Mirrors have long been a potent symbol for reflection, interiority, and self-awareness, and we can only imagine what kind of metaphysical resonances these looking glasses might have had for the eighteenth- and nineteenth-century inhabitants of the Porter-Phelps-Huntington house.[vii] Other pieces of evidence, however, provide us with clues that the home’s residents particularly valued contemplation and introspection. For instance, the very architecture of the house was designed to construct spaces for quiet meditation. Organized with rooms branching off of a central hall rather than clustered around a central hearth, the house, according to Elizabeth Pendergast Carlisle, “creates private spaces that invite withdrawal and reflection: their separation from clearly defined work spaces fosters other activities: writing, reading, and meditation, the latter two encouraged from the pulpit in Calvinist New England” (13). Such spiritual reflection is evident in the diary that Elizabeth Porter Phelps (1747-1817) kept from the age of 16. In an entry from November 23, 1800, written the week of her birthday around the time that her husband Charles would have purchased the neoclassical looking glasses, Elizabeth writes, “Wednesday fifty three years have I seen thro the sparing mercy of God. Tis pleasant to take a retrospective view of my past life, how many mercies, truly ‘tis all mercy—the whole has been goodness & faithfulness but still O God my eyes are unto Thee.” Shining a mirror on her past fifty-three years, Elizabeth takes a “retrospective view” of her life through the eyes of her Calvinist faith.

Over two centuries of history reflect back at us through the mirrors that remain on the Porter-Phelps-Huntington house’s walls to this day, and these artifacts merit further research. The Museum’s rare and valuable looking glasses surely have much more to tell us about changing decorative styles, global circulation of raw and manufactured goods, American purchasing patterns, and shifting definitions of selfhood in Federalist New England.

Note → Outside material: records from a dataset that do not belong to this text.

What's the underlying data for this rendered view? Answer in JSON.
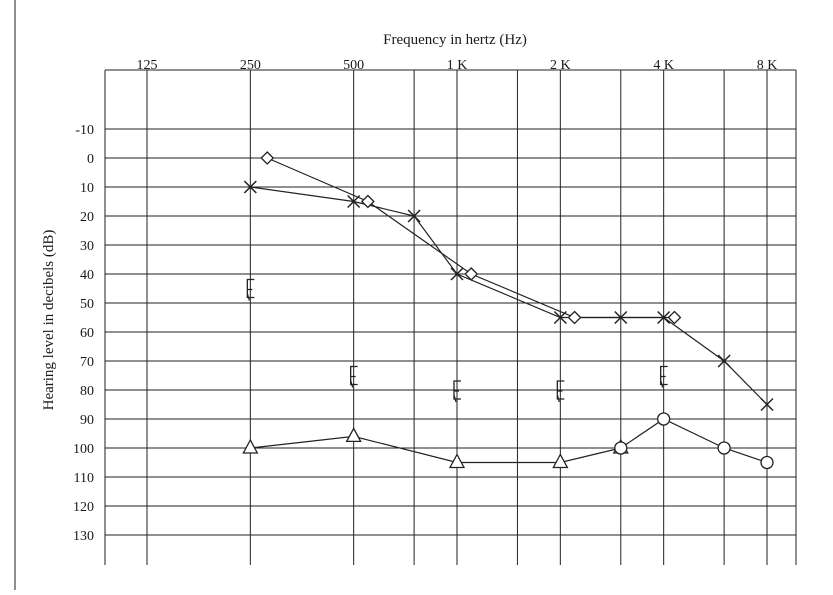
{
  "chart_data": {
    "type": "line",
    "title": "Frequency in hertz (Hz)",
    "xlabel": "Frequency in hertz (Hz)",
    "ylabel": "Hearing level in decibels (dB)",
    "x_tick_labels": [
      {
        "label": "125",
        "freq": 125
      },
      {
        "label": "250",
        "freq": 250
      },
      {
        "label": "500",
        "freq": 500
      },
      {
        "label": "1 K",
        "freq": 1000
      },
      {
        "label": "2 K",
        "freq": 2000
      },
      {
        "label": "4 K",
        "freq": 4000
      },
      {
        "label": "8 K",
        "freq": 8000
      }
    ],
    "x_grid_freqs": [
      125,
      250,
      500,
      750,
      1000,
      1500,
      2000,
      3000,
      4000,
      6000,
      8000
    ],
    "y_ticks": [
      -10,
      0,
      10,
      20,
      30,
      40,
      50,
      60,
      70,
      80,
      90,
      100,
      110,
      120,
      130
    ],
    "ylim": [
      -20,
      140
    ],
    "y_inverted": true,
    "x_scale": "log",
    "grid": true,
    "series": [
      {
        "marker": "cross",
        "connected": true,
        "points": [
          {
            "x": 250,
            "y": 10
          },
          {
            "x": 500,
            "y": 15
          },
          {
            "x": 750,
            "y": 20
          },
          {
            "x": 1000,
            "y": 40
          },
          {
            "x": 2000,
            "y": 55
          },
          {
            "x": 3000,
            "y": 55
          },
          {
            "x": 4000,
            "y": 55
          },
          {
            "x": 6000,
            "y": 70
          },
          {
            "x": 8000,
            "y": 85
          }
        ]
      },
      {
        "marker": "angle",
        "connected": true,
        "points": [
          {
            "x": 280,
            "y": 0
          },
          {
            "x": 550,
            "y": 15
          },
          {
            "x": 1100,
            "y": 40
          },
          {
            "x": 2200,
            "y": 55
          },
          {
            "x": 4300,
            "y": 55
          }
        ]
      },
      {
        "marker": "triangle",
        "connected": true,
        "points": [
          {
            "x": 250,
            "y": 100
          },
          {
            "x": 500,
            "y": 96
          },
          {
            "x": 1000,
            "y": 105
          },
          {
            "x": 2000,
            "y": 105
          },
          {
            "x": 3000,
            "y": 100
          }
        ]
      },
      {
        "marker": "circle",
        "connected": true,
        "points": [
          {
            "x": 3000,
            "y": 100
          },
          {
            "x": 4000,
            "y": 90
          },
          {
            "x": 6000,
            "y": 100
          },
          {
            "x": 8000,
            "y": 105
          }
        ]
      },
      {
        "marker": "bracket",
        "connected": false,
        "points": [
          {
            "x": 250,
            "y": 45
          },
          {
            "x": 500,
            "y": 75
          },
          {
            "x": 1000,
            "y": 80
          },
          {
            "x": 2000,
            "y": 80
          },
          {
            "x": 4000,
            "y": 75
          }
        ]
      }
    ]
  }
}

  •  Barquist, David L. “American Looking Glasses in the Neoclassical Style, 1780-1815.” The Magazine Antiques 141.2 (February 1992): 320-31.
  •  Carlisle, Elizabeth Pendergast. Earthbound and Heavenbent: Elizabeth Porter Phelps and Life at Forty Acres (1747-1817). New York: Scribner, 2004.
  • Hutchins, Catherine E., ed. American Federal Furniture and Decorative Arts from the Watson Collection. Columbus, Ga.: The Columbus Museum, 2004.
  • Melchior-Bonnet, Sabine. The Mirror: A History. New York: Routledge, 2001.
  • Quimby, Ian M. G., ed. American Family Treasures: Decorative Arts from the D.J. and Alice Shumway Nadeau Collection. Lexington, Mass.: National Heritage Museum, 2005.
  • Ward, Gerald W. R. and William N. Hosley, eds. The Great River: Art and Society of the Connecticut River Valley, 1635-1820. Hartford: Wadsworth Atheneum, 1985.


[i] See Sabine Melchior-Bonnet 26.

[ii] As Ian Quimby explains, “the preferred term for early American reflection furniture is looking glasses, rather than mirrors, for this is the term used in the eighteenth century” (79). Fore more about the provenance of the looking glasses, see Gerald Ward and William Hosley (270).

[iii] See David Barquist 322, 329.

[iv] See Barquist 325.

[v] Quimby, for instance, comments that “Of all the forms of early American furniture, looking glasses pose the most difficult problems when it comes to establishing their place of manufacture” (79).

[vi] See Catherine Hutchins 127.

[vii] For more on the shifting socio-historical valences of mirrors, see Melchior-Bonnet.